Schritt 6: Sanfte Horizonte

Während der Himmel noch feucht ist, male weit entfernte Hügel oder Berge.

Verwende eine kühle, wässrige Mischung. Denke an Teekonsistenz – viel Wasser, nur ein Hauch Pigment.

Berühre deinen Pinsel am feuchten Papier und beobachte, wie die Kanten leicht verschwimmen. Dieser weiche Rand ist das, was die Hügel weit entfernt aussehen lässt.

Grundregel: Distanz bedeutet heller, kühler, weniger Kontrast. Nah bedeutet dunkler, wärmer, mehr Kontrast.

Das ist atmosphärische Perspektive. So täuscht man Distanz auf flachem Papier vor.

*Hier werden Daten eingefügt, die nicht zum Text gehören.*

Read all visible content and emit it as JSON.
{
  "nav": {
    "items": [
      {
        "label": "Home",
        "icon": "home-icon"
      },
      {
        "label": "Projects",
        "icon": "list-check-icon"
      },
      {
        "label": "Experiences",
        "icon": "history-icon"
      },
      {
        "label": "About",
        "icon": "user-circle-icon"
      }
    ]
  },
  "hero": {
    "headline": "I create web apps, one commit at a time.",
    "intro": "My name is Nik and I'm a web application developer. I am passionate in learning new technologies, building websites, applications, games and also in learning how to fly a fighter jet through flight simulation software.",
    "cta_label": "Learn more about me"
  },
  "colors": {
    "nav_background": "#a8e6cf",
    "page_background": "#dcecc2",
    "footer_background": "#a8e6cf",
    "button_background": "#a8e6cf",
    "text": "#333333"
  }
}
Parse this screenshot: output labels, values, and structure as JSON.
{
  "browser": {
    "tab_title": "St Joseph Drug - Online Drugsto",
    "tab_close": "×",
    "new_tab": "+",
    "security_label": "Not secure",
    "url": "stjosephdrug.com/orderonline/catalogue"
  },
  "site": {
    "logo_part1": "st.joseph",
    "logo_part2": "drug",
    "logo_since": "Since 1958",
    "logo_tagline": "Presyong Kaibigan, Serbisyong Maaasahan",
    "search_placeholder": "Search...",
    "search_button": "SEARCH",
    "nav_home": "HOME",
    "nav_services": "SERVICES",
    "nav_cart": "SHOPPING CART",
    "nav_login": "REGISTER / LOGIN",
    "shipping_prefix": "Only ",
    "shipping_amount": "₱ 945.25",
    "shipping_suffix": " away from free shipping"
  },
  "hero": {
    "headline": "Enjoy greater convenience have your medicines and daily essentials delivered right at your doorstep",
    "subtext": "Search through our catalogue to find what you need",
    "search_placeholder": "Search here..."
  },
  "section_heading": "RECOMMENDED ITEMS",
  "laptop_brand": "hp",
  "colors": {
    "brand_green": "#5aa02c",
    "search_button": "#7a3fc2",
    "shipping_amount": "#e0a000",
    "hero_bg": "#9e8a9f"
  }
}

Halte die fernen Formen einfach. Füge noch keine Textur hinzu. Nur weiche, blasse Formen, die in den Himmel übergehen.

Phase 3: Der Vordergrund (Tiefe & Detail)

Jetzt schichten wir. So malt man Aquarelllandschaften mit echter Tiefe.

Schritt 7: Der „Tee-zu-Butter“-Wechsel

Dein Hintergrund war wässrig. Fast transparent. Das ist Tee-Konsistenz.

Jetzt für den Mittelgrund die Farbe dicker mischen. Milch- oder Rahmkonsistenz. Mehr Pigment, weniger Wasser.

Und für die dunkelsten Akzente im Vordergrund? Fast Butter. Reiche, konzentrierte Farbe mit minimalem Wasser.

Diese Progression – Tee zu Milch zu Butter – erzeugt Tiefe. Helle Lavierungen hinten, reichere Farbe vorne.

Wenn alles die gleiche Konsistenz hat, wirkt alles gleich weit entfernt. Flach.

Wechsle deine Werte. Wechsle die Farbdicke. Beobachte, wie die Tiefe entsteht.

Schritt 8: Harte Kanten

Lass das Papier vollständig trocknen, bevor du den Mittelgrund malst.

Verwende jetzt Kunsthaarpinsel, um scharfe Formen zu malen. Baumlinien. Häuser. Zäune. Alles, was Definition braucht.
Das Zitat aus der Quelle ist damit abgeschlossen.